I must explain the reason for my previous post telling my mom’s stories yesterday: because she was born in 1921.
In other words, she’s approaching her one-hundredth birthday.

She has had five children although one of them died very young. If that weren’t sufficiently traumatic she is also a widow. My father died in 1960, the second huge loss in the immediate family within the decade.
My father & mother were in Budapest for the Second World War, and for the arrival of the liberating army of Soviets: who would prove to be just as bad as the Nazis.
The house-wife with her limited grasp of English was forced to learn the language when my father passed away, leaving her with four children between the ages of 4 and 13. In time she would reinvent herself at University of Toronto’s College of Education (and with help from kids with better fluency in English, who proof-read essays). Her life in the teaching profession would last over 20 years, driving to the north-west part of Toronto whether it was sunny, rainy or snowy.
After retirement there was lots more life, indeed she’s had more than a third of her life since she turned 65. There was the year when my own daughter Zoe was in kindergarten in Jesse Ketchum School, which at that time was half a day. Although both of Zoe’s parents (in other words, me & Zoe’s mother Karin) had to work, thank goodness my mom & my brother Peter were able to pick her up from Jesse Ketchum, bringing her to my mom’s where she was fed & educated further.
There were years of line dancing, and exercise classes to keep her body fit. She regularly walked & swam, helping her to look young for her age.
My mom has been a voracious reader, going through the canon of great English novels, often surprising me (the English major – grad student) with her perfect recall of plotlines and character names.
She introduced me to the works of George Faludy, the great Hungarian poet who for a time lived here in Toronto, in a kind of exile.
Speaking of which, she showed me books about the Europeans who came to Hollywood. There was Anthony Heilbut’s Exiled in Paradise (1983) as well as John Russell Taylor’s Strangers in Paradise (1983). They came out the same year which might explain how they could have such similar titles. But the books changed my understanding of Canada, of my mother, and by implication of my own identity.
She used to receive Magyar Hirek, a newspaper from Hungary, and would tell me stories of Hungary in the time before & after the arrival of the Communists.

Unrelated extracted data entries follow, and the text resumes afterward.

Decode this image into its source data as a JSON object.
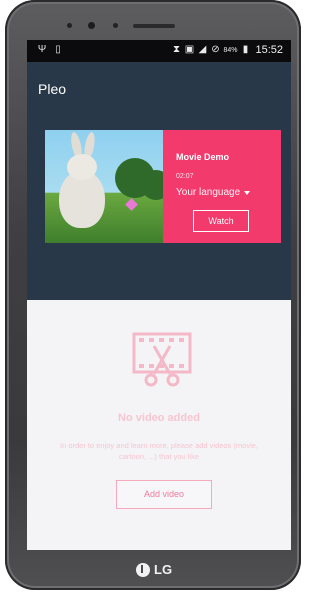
{
  "device": {
    "brand": "LG"
  },
  "status_bar": {
    "left_icons": [
      "usb-icon",
      "notification-icon"
    ],
    "right_icons": [
      "vibrate-icon",
      "nfc-icon",
      "signal-icon",
      "no-sim-icon"
    ],
    "battery_percent": "84%",
    "time": "15:52"
  },
  "app_bar": {
    "title": "Pleo"
  },
  "movie_card": {
    "name": "Movie Demo",
    "duration": "02:07",
    "language_label": "Your language",
    "watch_label": "Watch",
    "accent_color": "#f23a6c"
  },
  "empty_state": {
    "title": "No video added",
    "description": "In order to enjoy and learn more, please add videos (movie, cartoon, ...) that you like",
    "add_label": "Add video",
    "icon": "film-scissors-icon",
    "color": "#f7c5d1"
  },
  "colors": {
    "header_bg": "#293848",
    "screen_bg": "#f4f4f6"
  }
}
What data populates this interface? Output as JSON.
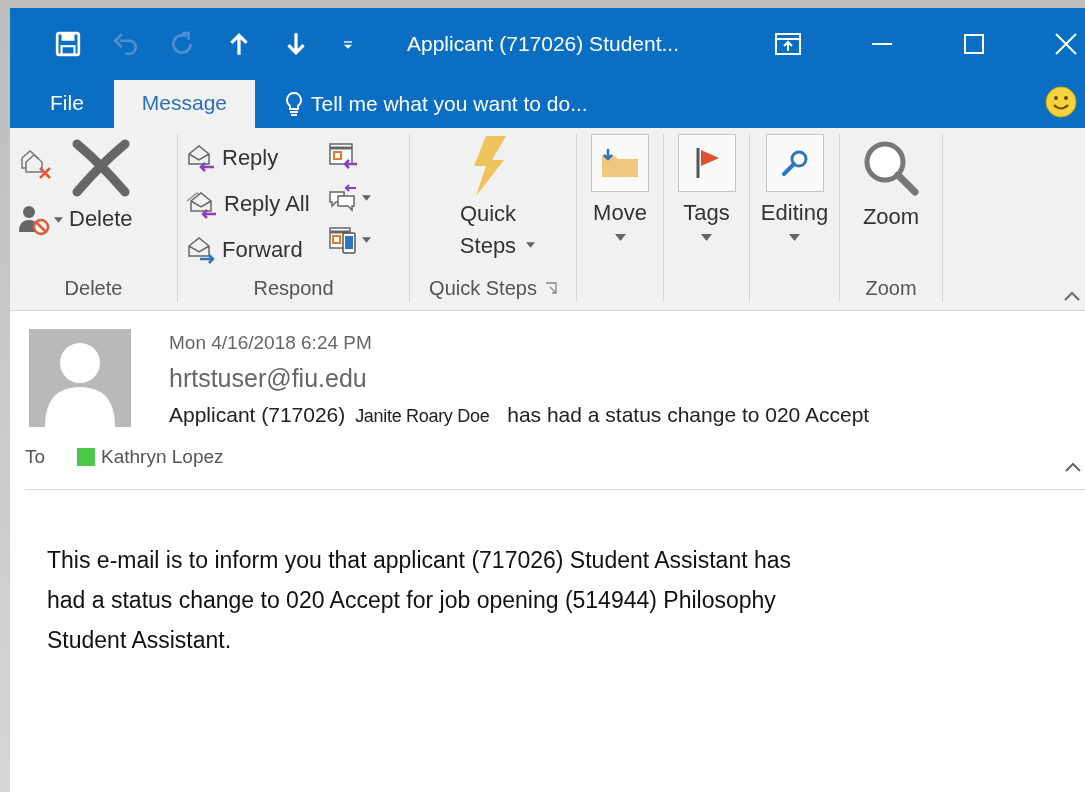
{
  "window": {
    "title": "Applicant (717026) Student..."
  },
  "quick_access": [
    {
      "kind": "save",
      "disabled": false
    },
    {
      "kind": "undo",
      "disabled": true
    },
    {
      "kind": "redo",
      "disabled": true
    },
    {
      "kind": "up",
      "disabled": false
    },
    {
      "kind": "down",
      "disabled": false
    },
    {
      "kind": "customize",
      "disabled": false
    }
  ],
  "tabs": [
    {
      "label": "File",
      "selected": false
    },
    {
      "label": "Message",
      "selected": true
    }
  ],
  "tell_me": {
    "placeholder": "Tell me what you want to do..."
  },
  "ribbon": {
    "groups": [
      {
        "kind": "delete",
        "label": "Delete",
        "button": "Delete"
      },
      {
        "kind": "respond",
        "label": "Respond",
        "actions": [
          "Reply",
          "Reply All",
          "Forward"
        ]
      },
      {
        "kind": "quick_steps",
        "label": "Quick Steps",
        "button": "Quick Steps"
      },
      {
        "kind": "move",
        "button": "Move"
      },
      {
        "kind": "tags",
        "button": "Tags"
      },
      {
        "kind": "editing",
        "button": "Editing"
      },
      {
        "kind": "zoom",
        "label": "Zoom",
        "button": "Zoom"
      }
    ]
  },
  "message": {
    "date": "Mon 4/16/2018 6:24 PM",
    "sender": "hrtstuser@fiu.edu",
    "subject": {
      "prefix": "Applicant (717026)",
      "name": "Janite Roary Doe",
      "suffix": "has had a status change to 020 Accept"
    },
    "to_label": "To",
    "recipients": [
      {
        "name": "Kathryn Lopez",
        "color": "#4cc94c"
      }
    ],
    "body": "This e-mail is to inform you that applicant (717026) Student Assistant has had a status change to 020 Accept for job opening (514944) Philosophy Student Assistant."
  }
}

She believes she was one of the very last people to leave before the door was slammed shut, bringing baby Katherine in her arms to join my father in Stockholm in 1948 or ‘49.
She was independent & still licensed to drive her own car until 2019. Even now her mind is as sharp as ever. She can still recite poetry, still writes the occasional verse of her own, as I’ve shared a few times in this blog.

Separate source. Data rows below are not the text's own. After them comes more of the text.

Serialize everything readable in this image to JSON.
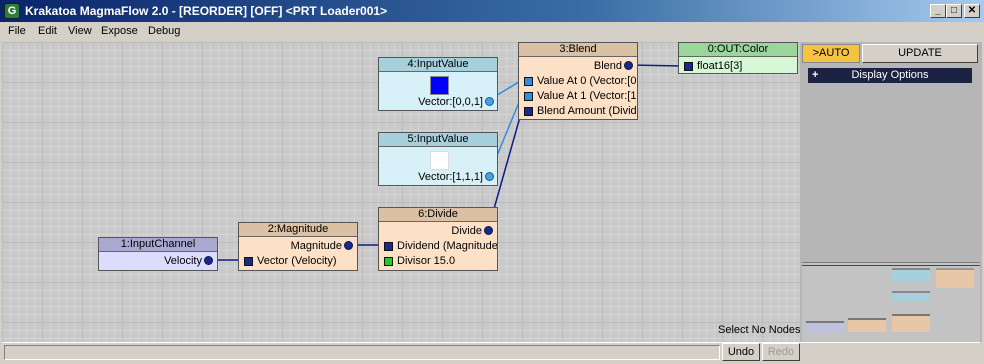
{
  "window": {
    "title": "Krakatoa MagmaFlow 2.0 - [REORDER] [OFF] <PRT Loader001>",
    "app_icon": "G",
    "minimize_glyph": "_",
    "maximize_glyph": "□",
    "close_glyph": "✕"
  },
  "menu": [
    "File",
    "Edit",
    "View",
    "Expose",
    "Debug"
  ],
  "nodes": {
    "input_value_4": {
      "title": "4:InputValue",
      "output": "Vector:[0,0,1]",
      "swatch_color": "#0000ff"
    },
    "input_value_5": {
      "title": "5:InputValue",
      "output": "Vector:[1,1,1]",
      "swatch_color": "#ffffff"
    },
    "blend_3": {
      "title": "3:Blend",
      "output": "Blend",
      "inputs": [
        "Value At 0 (Vector:[0",
        "Value At 1 (Vector:[1",
        "Blend Amount (Divide"
      ]
    },
    "out_color_0": {
      "title": "0:OUT:Color",
      "input": "float16[3]"
    },
    "input_channel_1": {
      "title": "1:InputChannel",
      "output": "Velocity"
    },
    "magnitude_2": {
      "title": "2:Magnitude",
      "output": "Magnitude",
      "input": "Vector (Velocity)"
    },
    "divide_6": {
      "title": "6:Divide",
      "output": "Divide",
      "inputs": [
        "Dividend (Magnitude)",
        "Divisor 15.0"
      ]
    }
  },
  "colors": {
    "node_body": "#fde1c6",
    "node_header": "#dcc0a4",
    "input_node_body": "#d8f0f8",
    "input_node_header": "#a6d0dc",
    "channel_node_body": "#dcdcff",
    "channel_node_header": "#a8a8d0",
    "output_node_body": "#d6f8d6",
    "output_node_header": "#9ad69a",
    "wire_dark": "#0b1a8a",
    "wire_light": "#2f8ee0"
  },
  "right_panel": {
    "auto_label": ">AUTO",
    "update_label": "UPDATE",
    "display_options_label": "Display Options",
    "display_options_toggle": "+"
  },
  "status": {
    "selection_text": "Select No Nodes",
    "undo_label": "Undo",
    "redo_label": "Redo"
  }
}
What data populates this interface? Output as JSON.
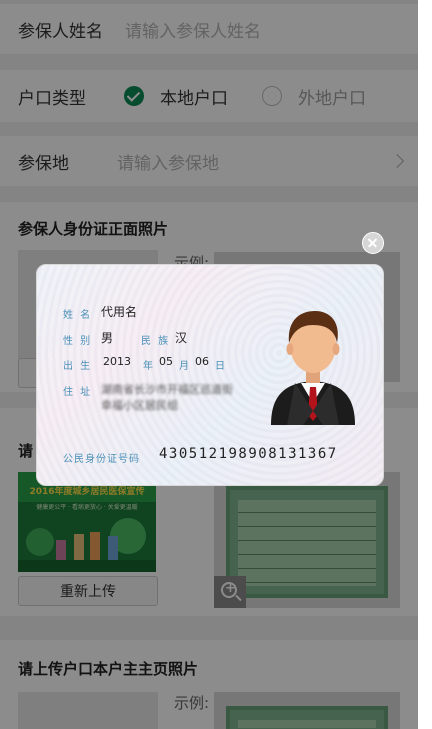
{
  "form": {
    "name_label": "参保人姓名",
    "name_placeholder": "请输入参保人姓名",
    "hukou_label": "户口类型",
    "hukou_options": [
      "本地户口",
      "外地户口"
    ],
    "hukou_selected": "本地户口",
    "location_label": "参保地",
    "location_placeholder": "请输入参保地"
  },
  "sections": {
    "id_front_title": "参保人身份证正面照片",
    "example_label": "示例:",
    "second_title_partial": "请",
    "reupload_label": "重新上传",
    "hukou_page_title": "请上传户口本户主主页照片",
    "example_label_3": "示例:"
  },
  "poster": {
    "headline": "2016年度城乡居民医保宣传",
    "subline": "健康更公平 · 看病更放心 · 关爱更温暖"
  },
  "modal": {
    "card": {
      "name_key": "姓 名",
      "name_value": "代用名",
      "gender_key": "性 别",
      "gender_value": "男",
      "ethnicity_key": "民 族",
      "ethnicity_value": "汉",
      "birth_key": "出 生",
      "birth_year": "2013",
      "year_unit": "年",
      "birth_month": "05",
      "month_unit": "月",
      "birth_day": "06",
      "day_unit": "日",
      "address_key": "住 址",
      "address_line1": "湖南省长沙市开福区巡道街",
      "address_line2": "幸福小区居民组",
      "id_key": "公民身份证号码",
      "id_value": "430512198908131367"
    }
  },
  "colors": {
    "accent": "#0b8a57",
    "overlay": "rgba(0,0,0,0.45)",
    "card_key": "#4b90b8"
  }
}
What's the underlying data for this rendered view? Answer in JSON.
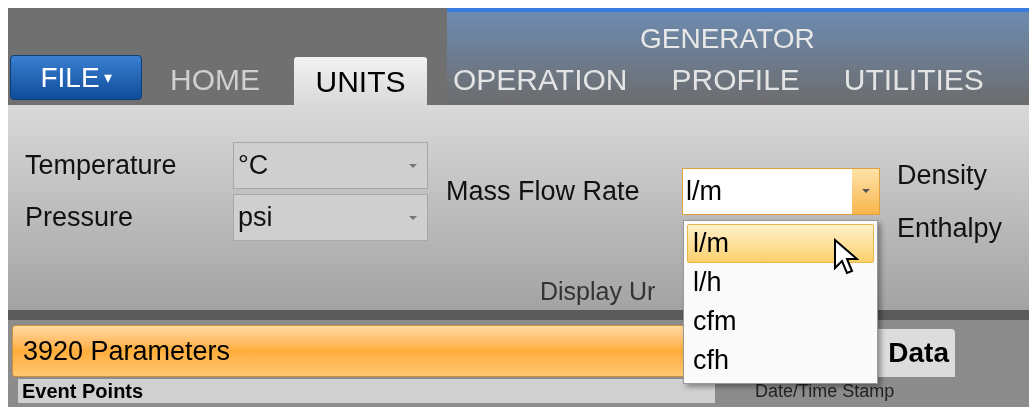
{
  "file_button": {
    "label": "FILE",
    "caret": "▾"
  },
  "tabs": [
    {
      "label": "HOME",
      "selected": false,
      "in_group": false
    },
    {
      "label": "UNITS",
      "selected": true,
      "in_group": false
    },
    {
      "label": "OPERATION",
      "selected": false,
      "in_group": true
    },
    {
      "label": "PROFILE",
      "selected": false,
      "in_group": true
    },
    {
      "label": "UTILITIES",
      "selected": false,
      "in_group": true
    }
  ],
  "tab_group_label": "GENERATOR",
  "units": {
    "left": [
      {
        "label": "Temperature",
        "value": "°C"
      },
      {
        "label": "Pressure",
        "value": "psi"
      }
    ],
    "mass_flow": {
      "label": "Mass Flow Rate",
      "value": "l/m",
      "open": true,
      "options": [
        {
          "label": "l/m",
          "selected": true
        },
        {
          "label": "l/h",
          "selected": false
        },
        {
          "label": "cfm",
          "selected": false
        },
        {
          "label": "cfh",
          "selected": false
        }
      ]
    },
    "right": [
      "Density",
      "Enthalpy"
    ],
    "group_label": "Display Ur"
  },
  "parameters_bar": "3920 Parameters",
  "data_tab": "Data",
  "event_points": "Event Points",
  "date_time_column": "Date/Time Stamp"
}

Last week I drove her to get her second COVID shot at the Hangar in Downsview, with my brother taking her inside. I’m hoping that the pandemic is finally going to subside as more & more get their vaccinations. I had my second earlier this week.

She was a sweet young girl in Budapest long ago, living through wars & occupations, migrating once alone with a baby daughter to Sweden, again across the ocean to Canada, not knowing the language in either instance. But both times she would learn. She endured a house-fire (when they lived in Toronto), car accidents, the death of her child, death of her husband, a second marriage that led to divorce, learning new languages and reinventing herself in a career after having been a housewife in suburbia. She now sends email & watches old songs in Hungarian on YouTube. Currently her favorite song is “Dust in the wind”; it seems to get played every day.

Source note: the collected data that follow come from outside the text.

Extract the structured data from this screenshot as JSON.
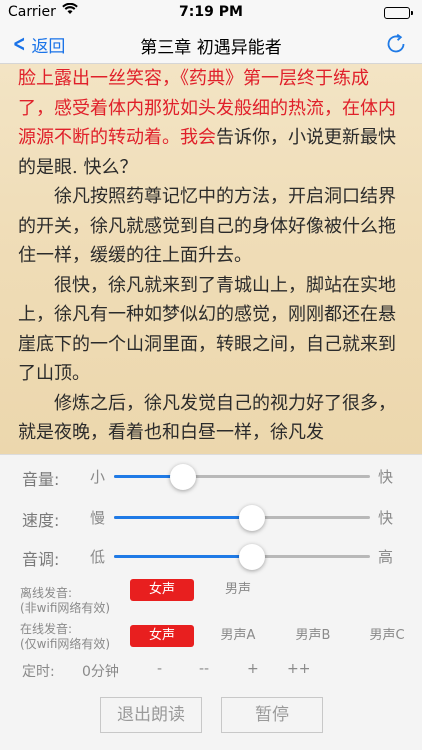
{
  "status": {
    "carrier": "Carrier",
    "time": "7:19 PM"
  },
  "nav": {
    "back_label": "返回",
    "title": "第三章 初遇异能者"
  },
  "reader": {
    "paragraphs": [
      {
        "highlight": "脸上露出一丝笑容，《药典》第一层终于练成了，感受着体内那犹如头发般细的热流，在体内源源不断的转动着。我会",
        "normal": "告诉你，小说更新最快的是眼. 快么？"
      },
      {
        "text": "徐凡按照药尊记忆中的方法，开启洞口结界的开关，徐凡就感觉到自己的身体好像被什么拖住一样，缓缓的往上面升去。"
      },
      {
        "text": "很快，徐凡就来到了青城山上，脚站在实地上，徐凡有一种如梦似幻的感觉，刚刚都还在悬崖底下的一个山洞里面，转眼之间，自己就来到了山顶。"
      },
      {
        "text": "修炼之后，徐凡发觉自己的视力好了很多，就是夜晚，看着也和白昼一样，徐凡发"
      }
    ]
  },
  "controls": {
    "volume": {
      "label": "音量:",
      "low": "小",
      "high": "快",
      "level": 0.27
    },
    "speed": {
      "label": "速度:",
      "low": "慢",
      "high": "快",
      "level": 0.54
    },
    "pitch": {
      "label": "音调:",
      "low": "低",
      "high": "高",
      "level": 0.54
    },
    "offline": {
      "label_line1": "离线发音:",
      "label_line2": "(非wifi网络有效)",
      "options": [
        "女声",
        "男声"
      ]
    },
    "online": {
      "label_line1": "在线发音:",
      "label_line2": "(仅wifi网络有效)",
      "options": [
        "女声",
        "男声A",
        "男声B",
        "男声C"
      ]
    },
    "timer": {
      "label": "定时:",
      "value": "0分钟",
      "minus": "-",
      "minus2": "--",
      "plus": "+",
      "plus2": "++"
    },
    "exit_label": "退出朗读",
    "pause_label": "暂停"
  },
  "colors": {
    "accent": "#1f7ae6",
    "active": "#e81f1f",
    "highlight_text": "#e0202a"
  }
}
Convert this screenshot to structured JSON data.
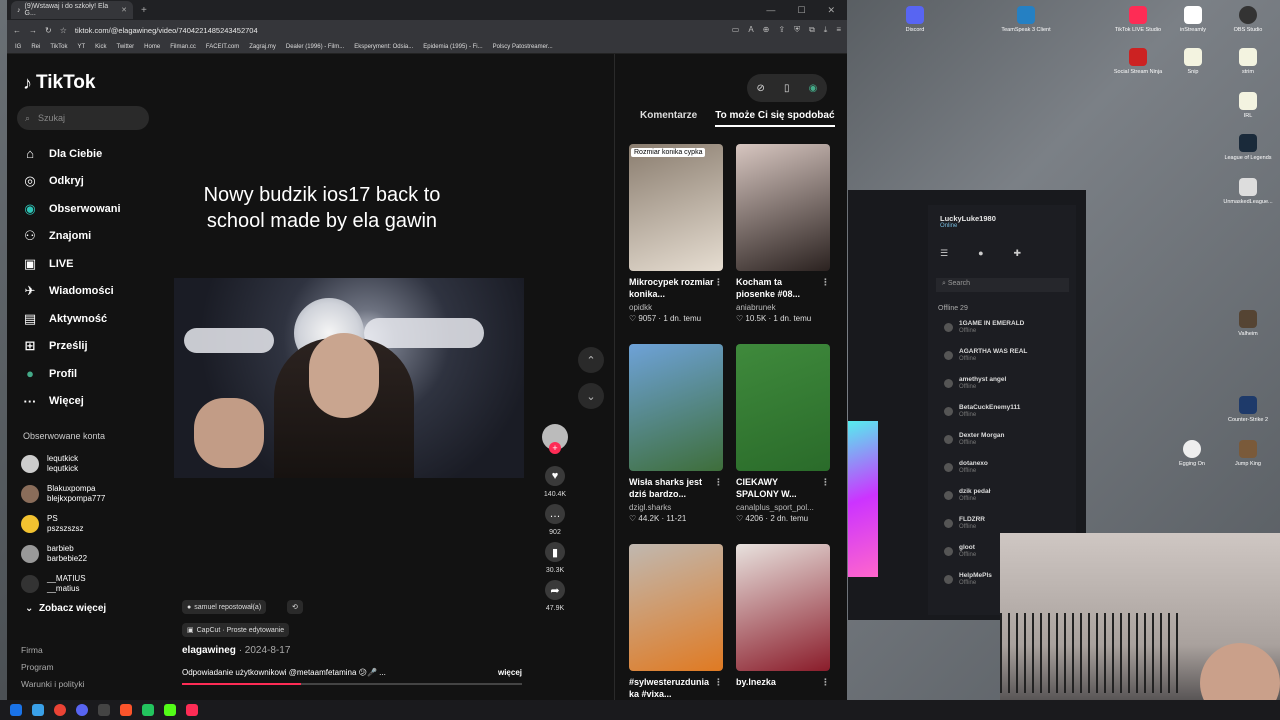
{
  "browser": {
    "tab_title": "(9)Wstawaj i do szkoły! Ela G...",
    "url": "tiktok.com/@elagawineg/video/7404221485243452704",
    "bookmarks": [
      "IG",
      "Rei",
      "TikTok",
      "YT",
      "Kick",
      "Twitter",
      "Home",
      "Filman.cc",
      "FACEIT.com",
      "Zagraj.my",
      "Dealer (1996) - Film...",
      "Eksperyment: Odsia...",
      "Epidemia (1995) - Fi...",
      "Polscy Patostreamer..."
    ]
  },
  "tiktok": {
    "logo": "TikTok",
    "search_placeholder": "Szukaj",
    "nav": [
      {
        "label": "Dla Ciebie",
        "icon": "home-icon"
      },
      {
        "label": "Odkryj",
        "icon": "compass-icon"
      },
      {
        "label": "Obserwowani",
        "icon": "following-icon"
      },
      {
        "label": "Znajomi",
        "icon": "friends-icon"
      },
      {
        "label": "LIVE",
        "icon": "live-icon"
      },
      {
        "label": "Wiadomości",
        "icon": "messages-icon"
      },
      {
        "label": "Aktywność",
        "icon": "activity-icon"
      },
      {
        "label": "Prześlij",
        "icon": "upload-icon"
      },
      {
        "label": "Profil",
        "icon": "profile-icon"
      },
      {
        "label": "Więcej",
        "icon": "more-icon"
      }
    ],
    "followed_header": "Obserwowane konta",
    "followed": [
      {
        "name": "lequtkick",
        "handle": "lequtkick"
      },
      {
        "name": "Blakuxpompa",
        "handle": "blejkxpompa777"
      },
      {
        "name": "PS",
        "handle": "pszszszsz"
      },
      {
        "name": "barbieb",
        "handle": "barbebie22"
      },
      {
        "name": "__MATIUS",
        "handle": "__matius"
      }
    ],
    "see_more": "Zobacz więcej",
    "footer": [
      "Firma",
      "Program",
      "Warunki i polityki"
    ],
    "video": {
      "title": "Nowy budzik ios17 back to school made by ela gawin",
      "repost_chip": "samuel repostował(a)",
      "capcut_chip": "CapCut · Proste edytowanie",
      "author": "elagawineg",
      "date": "· 2024-8-17",
      "caption": "Odpowiadanie użytkownikowi @metaamfetamina 😕🎤 ...",
      "more": "więcej",
      "progress": 0.35
    },
    "actions": {
      "likes": "140.4K",
      "comments": "902",
      "saves": "30.3K",
      "shares": "47.9K"
    },
    "tabs": [
      "Komentarze",
      "To może Ci się spodobać"
    ],
    "recommendations": [
      {
        "title": "Mikrocypek rozmiar konika...",
        "user": "opidkk",
        "likes": "9057",
        "age": "1 dn. temu",
        "badge": "Rozmiar konika cypka",
        "color1": "#8a7d6f",
        "color2": "#e6ddd1"
      },
      {
        "title": "Kocham ta piosenke #08...",
        "user": "aniabrunek",
        "likes": "10.5K",
        "age": "1 dn. temu",
        "badge": "",
        "color1": "#d7c6c0",
        "color2": "#2b2220"
      },
      {
        "title": "Wisła sharks jest dziś bardzo...",
        "user": "dzigl.sharks",
        "likes": "44.2K",
        "age": "11-21",
        "badge": "",
        "color1": "#6ea2d8",
        "color2": "#3e6e3a"
      },
      {
        "title": "CIEKAWY SPALONY W...",
        "user": "canalplus_sport_pol...",
        "likes": "4206",
        "age": "2 dn. temu",
        "badge": "",
        "color1": "#3f8a3c",
        "color2": "#2a6b2a"
      },
      {
        "title": "#sylwesteruzdunia ka #vixa...",
        "user": "",
        "likes": "",
        "age": "",
        "badge": "",
        "color1": "#c0b8b0",
        "color2": "#e07a22"
      },
      {
        "title": "by.lnezka",
        "user": "",
        "likes": "",
        "age": "",
        "badge": "",
        "color1": "#e8e2de",
        "color2": "#8a1c2a"
      }
    ]
  },
  "steam": {
    "username": "LuckyLuke1980",
    "status": "Online",
    "search_placeholder": "Search",
    "offline_label": "Offline 29",
    "friends": [
      "1GAME IN EMERALD",
      "AGARTHA WAS REAL",
      "amethyst angel",
      "BetaCuckEnemy111",
      "Dexter Morgan",
      "dotanexo",
      "dzik pedał",
      "FLDZRR",
      "gloot",
      "HelpMePls"
    ],
    "friend_status": "Offline"
  },
  "desktop_icons": [
    "Discord",
    "TeamSpeak 3 Client",
    "TikTok LIVE Studio",
    "inStreamly",
    "OBS Studio",
    "Social Stream Ninja",
    "Snip",
    "strim",
    "IRL",
    "League of Legends",
    "UnmaskedLeague...",
    "Valheim",
    "Counter-Strike 2",
    "Egging On",
    "Jump King"
  ]
}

More recently she’s coming back from breaking her wrist in 2020, and is a breast cancer survivor. Her humour & positive outlook are contagious. That’s the context for sharing things like her “new” lyrics for “la donna e mobile” (shared yesterday, written back in the 1940s when Budapest was being bombarded).
As aszonj ing alatt ——– The lady, under her shirt,
Fogott egy bogarott —— grabbed a beetle
Hoszu es feketet ———- long & black
Csipte a feneket ———– it bit her on the butt
I’m already practicing it.
I hope everyone loves their mom and wants to tell their stories. But I wanted to add this background info for the tales I told earlier this week. I’m so grateful she’s still here, still totally lucid.